Belt and Road Reboot: Beijing’s Bid to De-Risk Its Global Infrastructure Initiative
Bradley C. Parks et al.
AidData at William & Mary, 6 novembre 2023
Télécharger le rapport ici
Analyse de The China-Global South Project
China’s Belt and Road Initiative is evolving rapidly to take on debt, reputational, and ESG challenges that affected its first decade.
This is one of the findings of a landmark report from AidData, a research institute at the College of William and Mary. Based on a dataset of over 20,000 projects in 165 low and middle-income countries, the report finds that many perceptions of the BRI, including those driving competing initiatives like the Global Gateway and the Partnership for Global Infrastructure Investment are years out of date.
The report offers an eye-popping account of the scope of China’s international ambitions, showing that China lent $1.34 trillion from 2000 to 2021. 55% of BRI loans are now in their principal repayment period, a figure that will rise to 75% by 2030: "Beijing is navigating an unfamiliar and uncomfortable role as the world's largest official debt collector."
Key findings include:
- CHANGING LENDERS: Chinese policy banks like the China Exim Bank and China Development Bank were the key drivers of the earlier BRI. Now that they’re exposed to growing numbers of non-performing loans, their share of new lending has fallen to 22%, while the slack is being taken up by state-owned commercial banks like ICBC and Bank of China. China is also outsourcing risk management to Western banks like the International Finance Corporation, Standard Chartered, and the European Bank for Reconstruction and Development. More than half of China’s non-emergency loans to low and middle-income countries are now syndicated loans, and 80% of them are with syndicates of Western banks.

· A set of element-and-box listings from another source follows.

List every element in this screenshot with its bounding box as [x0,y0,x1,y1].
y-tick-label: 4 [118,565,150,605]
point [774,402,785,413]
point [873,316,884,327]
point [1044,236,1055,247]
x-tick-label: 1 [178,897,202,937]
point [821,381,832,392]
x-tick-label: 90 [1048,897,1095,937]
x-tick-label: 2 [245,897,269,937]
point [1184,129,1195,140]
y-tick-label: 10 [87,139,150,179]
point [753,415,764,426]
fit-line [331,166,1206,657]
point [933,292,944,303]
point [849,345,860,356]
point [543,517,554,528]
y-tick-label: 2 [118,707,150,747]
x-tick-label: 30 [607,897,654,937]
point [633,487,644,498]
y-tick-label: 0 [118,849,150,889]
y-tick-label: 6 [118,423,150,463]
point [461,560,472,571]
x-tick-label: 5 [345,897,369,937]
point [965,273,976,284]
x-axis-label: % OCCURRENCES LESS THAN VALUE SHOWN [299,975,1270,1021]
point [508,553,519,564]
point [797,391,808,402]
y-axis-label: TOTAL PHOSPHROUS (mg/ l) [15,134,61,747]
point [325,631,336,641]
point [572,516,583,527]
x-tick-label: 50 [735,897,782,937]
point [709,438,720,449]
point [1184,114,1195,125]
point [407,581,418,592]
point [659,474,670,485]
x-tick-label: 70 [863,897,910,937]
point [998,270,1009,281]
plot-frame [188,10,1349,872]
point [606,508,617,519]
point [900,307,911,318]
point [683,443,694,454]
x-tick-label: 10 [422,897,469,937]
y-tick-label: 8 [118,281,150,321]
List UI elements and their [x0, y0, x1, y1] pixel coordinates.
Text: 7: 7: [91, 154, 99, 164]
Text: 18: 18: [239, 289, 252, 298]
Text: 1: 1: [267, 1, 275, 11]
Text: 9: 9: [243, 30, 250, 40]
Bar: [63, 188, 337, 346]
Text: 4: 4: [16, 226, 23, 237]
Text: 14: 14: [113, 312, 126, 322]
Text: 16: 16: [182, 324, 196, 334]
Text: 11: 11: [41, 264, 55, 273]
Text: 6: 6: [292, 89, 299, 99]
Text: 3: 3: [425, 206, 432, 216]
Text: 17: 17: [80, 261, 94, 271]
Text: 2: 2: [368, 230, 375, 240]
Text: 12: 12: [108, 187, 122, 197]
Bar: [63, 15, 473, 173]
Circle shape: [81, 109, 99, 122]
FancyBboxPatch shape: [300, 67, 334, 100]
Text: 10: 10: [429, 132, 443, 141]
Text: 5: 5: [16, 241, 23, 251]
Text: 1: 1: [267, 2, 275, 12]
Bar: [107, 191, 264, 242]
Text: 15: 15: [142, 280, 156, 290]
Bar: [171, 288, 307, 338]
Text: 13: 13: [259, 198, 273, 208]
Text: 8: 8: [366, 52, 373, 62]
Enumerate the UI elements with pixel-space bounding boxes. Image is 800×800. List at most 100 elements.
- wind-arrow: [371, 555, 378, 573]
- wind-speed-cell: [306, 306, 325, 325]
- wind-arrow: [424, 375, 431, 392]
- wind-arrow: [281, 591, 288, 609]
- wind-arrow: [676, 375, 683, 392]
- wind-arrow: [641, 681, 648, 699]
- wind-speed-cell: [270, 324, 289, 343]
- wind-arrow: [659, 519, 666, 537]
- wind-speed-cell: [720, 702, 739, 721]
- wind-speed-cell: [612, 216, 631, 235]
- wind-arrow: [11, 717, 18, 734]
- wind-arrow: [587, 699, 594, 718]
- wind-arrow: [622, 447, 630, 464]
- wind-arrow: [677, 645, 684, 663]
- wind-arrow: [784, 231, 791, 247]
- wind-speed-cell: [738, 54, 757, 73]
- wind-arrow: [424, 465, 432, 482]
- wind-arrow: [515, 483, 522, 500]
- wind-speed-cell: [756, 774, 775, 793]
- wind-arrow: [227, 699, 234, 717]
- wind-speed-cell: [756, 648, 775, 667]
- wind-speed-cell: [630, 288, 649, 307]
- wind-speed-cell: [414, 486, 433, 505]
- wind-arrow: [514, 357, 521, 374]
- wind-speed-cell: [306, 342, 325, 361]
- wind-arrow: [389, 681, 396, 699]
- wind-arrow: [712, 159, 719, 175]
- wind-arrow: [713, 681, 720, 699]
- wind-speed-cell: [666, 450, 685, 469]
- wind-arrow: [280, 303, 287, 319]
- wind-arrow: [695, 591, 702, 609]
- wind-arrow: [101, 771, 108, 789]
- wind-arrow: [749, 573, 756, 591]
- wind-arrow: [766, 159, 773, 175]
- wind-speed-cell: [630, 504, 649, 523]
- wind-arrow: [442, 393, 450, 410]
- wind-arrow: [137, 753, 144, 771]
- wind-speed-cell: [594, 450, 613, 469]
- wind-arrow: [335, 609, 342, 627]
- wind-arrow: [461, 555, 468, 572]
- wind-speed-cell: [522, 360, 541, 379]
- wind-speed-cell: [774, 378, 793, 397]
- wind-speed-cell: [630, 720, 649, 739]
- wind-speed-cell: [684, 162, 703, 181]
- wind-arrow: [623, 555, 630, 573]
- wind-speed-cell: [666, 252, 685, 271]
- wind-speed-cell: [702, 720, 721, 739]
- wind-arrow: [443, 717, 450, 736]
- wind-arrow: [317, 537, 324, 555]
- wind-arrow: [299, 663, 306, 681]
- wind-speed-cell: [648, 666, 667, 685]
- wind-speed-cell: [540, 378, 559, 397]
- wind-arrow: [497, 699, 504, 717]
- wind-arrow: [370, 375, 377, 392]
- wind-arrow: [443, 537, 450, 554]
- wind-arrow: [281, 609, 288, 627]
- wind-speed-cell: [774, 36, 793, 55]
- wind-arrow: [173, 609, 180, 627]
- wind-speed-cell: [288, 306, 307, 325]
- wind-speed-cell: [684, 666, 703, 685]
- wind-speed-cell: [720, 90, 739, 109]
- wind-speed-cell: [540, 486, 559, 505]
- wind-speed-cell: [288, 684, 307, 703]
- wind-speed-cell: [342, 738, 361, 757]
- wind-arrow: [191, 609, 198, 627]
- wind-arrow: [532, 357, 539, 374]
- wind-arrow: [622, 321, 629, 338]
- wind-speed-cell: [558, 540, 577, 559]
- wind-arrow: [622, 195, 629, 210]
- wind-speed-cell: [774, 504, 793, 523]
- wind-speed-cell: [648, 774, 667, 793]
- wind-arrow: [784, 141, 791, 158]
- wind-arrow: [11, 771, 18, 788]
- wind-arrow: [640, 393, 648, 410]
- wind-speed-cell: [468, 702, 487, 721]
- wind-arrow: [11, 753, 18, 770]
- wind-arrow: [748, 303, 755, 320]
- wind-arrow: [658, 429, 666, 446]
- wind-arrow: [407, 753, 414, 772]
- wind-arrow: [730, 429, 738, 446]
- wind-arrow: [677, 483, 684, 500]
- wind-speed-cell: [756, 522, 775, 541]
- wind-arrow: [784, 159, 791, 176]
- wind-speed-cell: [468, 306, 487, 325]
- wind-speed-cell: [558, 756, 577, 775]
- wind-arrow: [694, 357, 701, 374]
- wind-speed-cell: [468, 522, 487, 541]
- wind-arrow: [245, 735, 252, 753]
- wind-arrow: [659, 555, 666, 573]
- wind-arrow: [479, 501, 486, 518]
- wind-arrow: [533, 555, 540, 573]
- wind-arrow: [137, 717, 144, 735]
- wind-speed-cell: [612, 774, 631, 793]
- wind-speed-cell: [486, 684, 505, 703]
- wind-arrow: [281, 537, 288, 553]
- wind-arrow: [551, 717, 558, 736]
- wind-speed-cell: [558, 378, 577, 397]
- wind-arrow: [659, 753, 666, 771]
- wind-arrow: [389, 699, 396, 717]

- LOAN COLLECTION: When it comes to being repaid, China isn’t messing around. 72% of its loans are now collateralized (up from 19% in 2000.) Reducing risk includes taking cash from borrowers’ escrow accounts without their approval: when a debt-distressed country falls behind on payments, Chinese policy banks “pay themselves” both the principal and interest payments by sucking currency out of the escrow accounts, in secret and without the oversight of domestic regulators. The borrower replenishing the escrow account is also an increasingly prominent condition for short-term liquidity support. These measures are aimed at making China the lender who is repaid first and could push Paris Club lenders and multilateral development banks to the back of the queue.
- LIQUIDITY SUPPORT: As China has faced drawn-out and contentious debt renegotiation processes with bankrupt countries, it is increasingly providing liquidity support lending to help them avoid defaulting. Rescue loans increased from 5% of China’s total lending to low and middle-income countries in 2013 to 58% in 2021. These come with higher interest rates and shorter repayment periods. In addition, China now charges steeper penalties for late repayments on Chinese loans, with some penalty interest rates rising to 8.7% by 2021.
- ESG: The talking point that all Chinese projects are weak on environmental, social, and governance (ESG) standards is years out of date. With the implementation of ESG guidelines, 57% of Chinese-financed projects in low and middle-income countries had strong de jure ESG implementation by 2021, up from about zero in 2000. Between 2018 and 2021, the ESG risk prevalence rate of Chinese projects fell by a third.
AidData On the Current State of the Belt & Road:
- DOWN BUT NOT OUT: "Contrary to the conventional wisdom, Beijing’s annual international development finance commitments have not plummeted to nearly zero. It remains the world’s single largest official source of international development finance."
- FUTURE PROOFING: "The G7 should not underestimate the ambition of China’s ongoing effort to future-proof its flagship, global infrastructure initiative. Beijing is focused on giving leaders in the developing world exactly what they want: rapid delivery of large-scale infrastructure projects without unreasonably high levels of ESG risk."
- GLOBAL COMPETITION: "[T]he G7 has underestimated Beijing’s level of ambition. In the short-run, it is firefighting, but it is also working behind the scenes to future-proof the BRI by putting in place stronger loan repayment and project implementation guardrails.”
- WHY IS THIS IMPORTANT? While BRI lending has retreated, the idea that it has fallen to zero is a myth. Lending to low and middle-income countries now stands at about $80 billion per year. While the report shows that the United States is catching up, it also shows that Western countermeasures are outdated. More importantly, it raises key dangers facing Global South borrowers: falling behind on Chinese loans may not lead to default, but it hazards burying these countries in compounded loans. Highly secretive escrow accounts also raise core questions about Global South agency in relation to Chinese lenders.